The students glanced at each other in confusion. The day was still young. They still stood upright. This was far from the manner of teaching they expected from their new ,aster. The Sith Lord took a few steps toward the cliff’s return path before stopping.

“Something tells me you expected more,” Syrosk rasped, not bothering to face his students. “I suppose I could throw together some more physical trials. Make you run to the Academy and back, throw the slowest from the edge of the cliff. But I am not in the mood for such things. Your bouts today were for my own benefit. Not yours. I wanted to see what your bodies were capable of. Any experience or knowledge gained from these exercises were a mere bonus. My intentions rested solely in gathering information to be used in the months to come regarding your training. There is little more I could learn from you all in your various conditions, so I grant you the rest of the day to yourselves. Another test will be ready by the next midday. I would advise you to take this time to get to know your partner. Such a course of action would prove prudent for tomorrow.”
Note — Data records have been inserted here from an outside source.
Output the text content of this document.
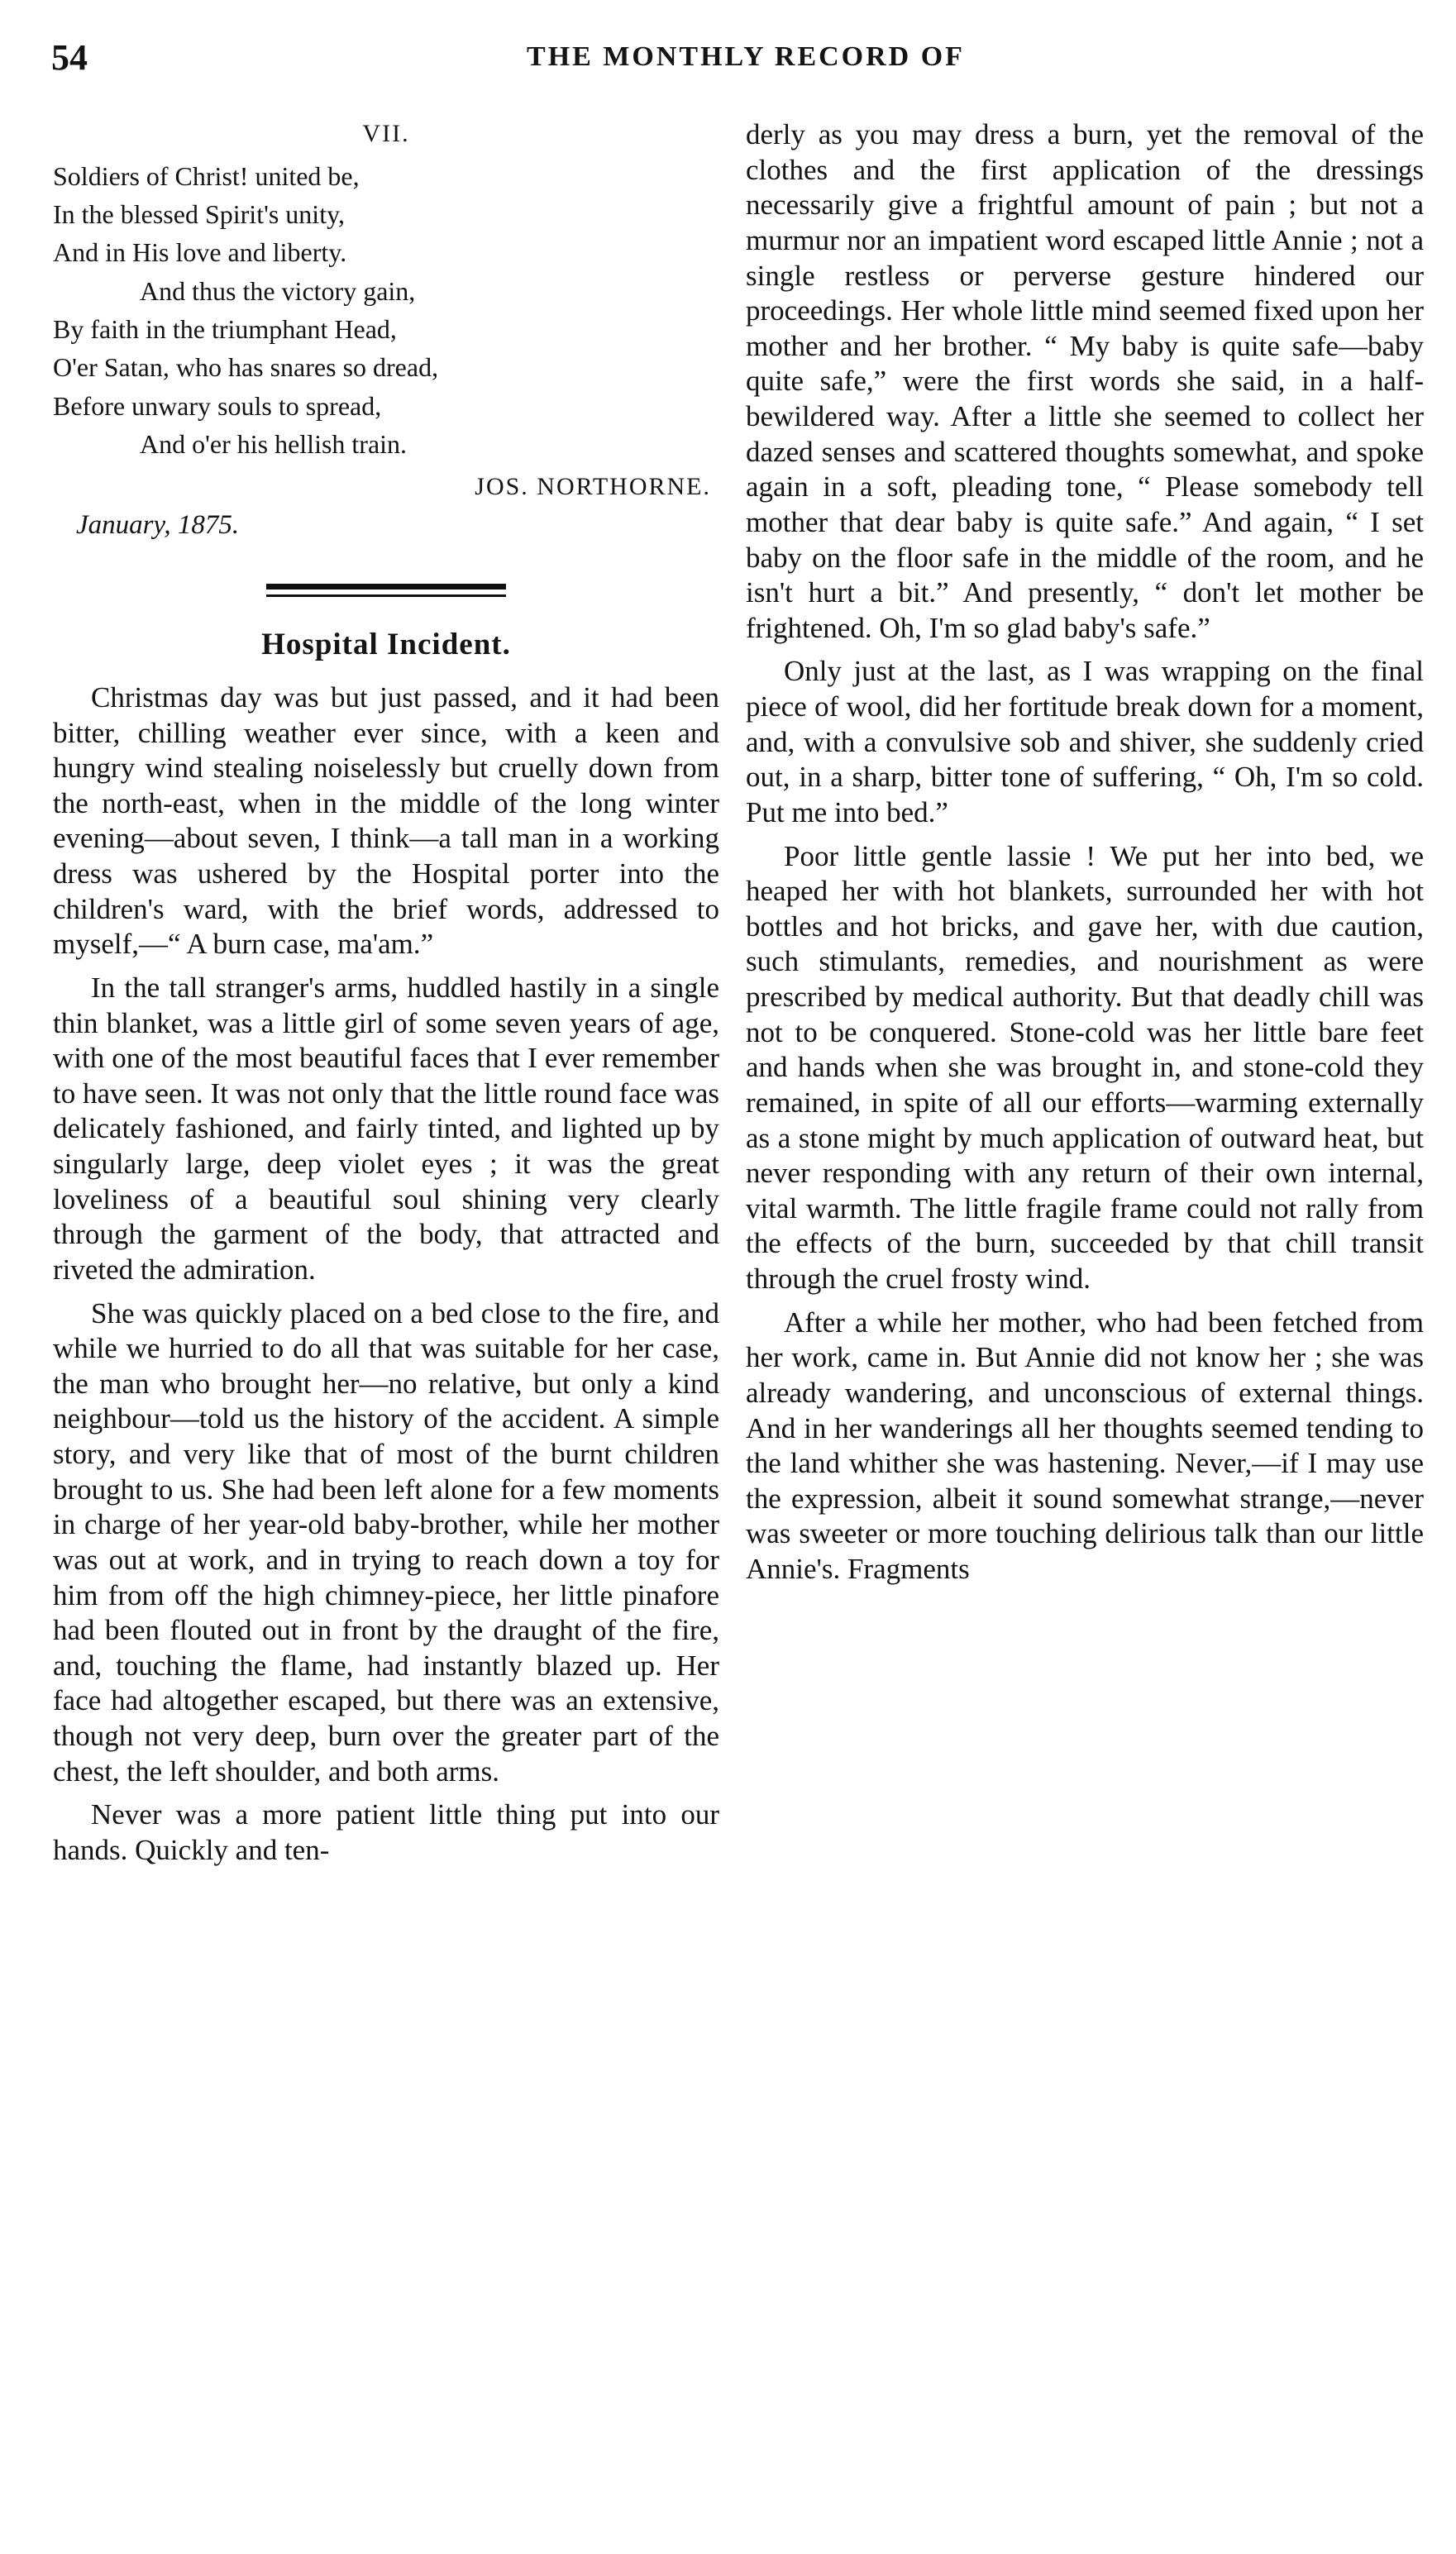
54	THE MONTHLY RECORD OF
VII.
Soldiers of Christ! united be,
In the blessed Spirit's unity,
And in His love and liberty.
And thus the victory gain,
By faith in the triumphant Head,
O'er Satan, who has snares so dread,
Before unwary souls to spread,
And o'er his hellish train.
JOS. NORTHORNE.
January, 1875.
Hospital Incident.

Christmas day was but just passed, and it had been bitter, chilling weather ever since, with a keen and hungry wind stealing noiselessly but cruelly down from the north-east, when in the middle of the long winter evening—about seven, I think—a tall man in a working dress was ushered by the Hospital porter into the children's ward, with the brief words, addressed to myself,—“ A burn case, ma'am.”

In the tall stranger's arms, huddled hastily in a single thin blanket, was a little girl of some seven years of age, with one of the most beautiful faces that I ever remember to have seen. It was not only that the little round face was delicately fashioned, and fairly tinted, and lighted up by singularly large, deep violet eyes ; it was the great loveliness of a beautiful soul shining very clearly through the garment of the body, that attracted and riveted the admiration.

She was quickly placed on a bed close to the fire, and while we hurried to do all that was suitable for her case, the man who brought her—no relative, but only a kind neighbour—told us the history of the accident. A simple story, and very like that of most of the burnt children brought to us. She had been left alone for a few moments in charge of her year-old baby-brother, while her mother was out at work, and in trying to reach down a toy for him from off the high chimney-piece, her little pinafore had been flouted out in front by the draught of the fire, and, touching the flame, had instantly blazed up. Her face had altogether escaped, but there was an extensive, though not very deep, burn over the greater part of the chest, the left shoulder, and both arms.

Never was a more patient little thing put into our hands. Quickly and ten-

derly as you may dress a burn, yet the removal of the clothes and the first application of the dressings necessarily give a frightful amount of pain ; but not a murmur nor an impatient word escaped little Annie ; not a single restless or perverse gesture hindered our proceedings. Her whole little mind seemed fixed upon her mother and her brother. “ My baby is quite safe—baby quite safe,” were the first words she said, in a half-bewildered way. After a little she seemed to collect her dazed senses and scattered thoughts somewhat, and spoke again in a soft, pleading tone, “ Please somebody tell mother that dear baby is quite safe.” And again, “ I set baby on the floor safe in the middle of the room, and he isn't hurt a bit.” And presently, “ don't let mother be frightened. Oh, I'm so glad baby's safe.”

Only just at the last, as I was wrapping on the final piece of wool, did her fortitude break down for a moment, and, with a convulsive sob and shiver, she suddenly cried out, in a sharp, bitter tone of suffering, “ Oh, I'm so cold. Put me into bed.”

Poor little gentle lassie ! We put her into bed, we heaped her with hot blankets, surrounded her with hot bottles and hot bricks, and gave her, with due caution, such stimulants, remedies, and nourishment as were prescribed by medical authority. But that deadly chill was not to be conquered. Stone-cold was her little bare feet and hands when she was brought in, and stone-cold they remained, in spite of all our efforts—warming externally as a stone might by much application of outward heat, but never responding with any return of their own internal, vital warmth. The little fragile frame could not rally from the effects of the burn, succeeded by that chill transit through the cruel frosty wind.

After a while her mother, who had been fetched from her work, came in. But Annie did not know her ; she was already wandering, and unconscious of external things. And in her wanderings all her thoughts seemed tending to the land whither she was hastening. Never,—if I may use the expression, albeit it sound somewhat strange,—never was sweeter or more touching delirious talk than our little Annie's. Fragments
With that, the Sith Lord silently made his way back to the Academy, hands resting together behind his back. Some of the students began to follow, but deemed it awkward to be forced to pass their master, or match his slow pace. But such an act of avoidance only led to an equally awkward silence persisting between the eight students. With half having just been defeated by the other half, desire for pleasantries was understandably low.

Instead they divided into their various duos and recuperated their psyche while awaiting the initiative to descend the mountain.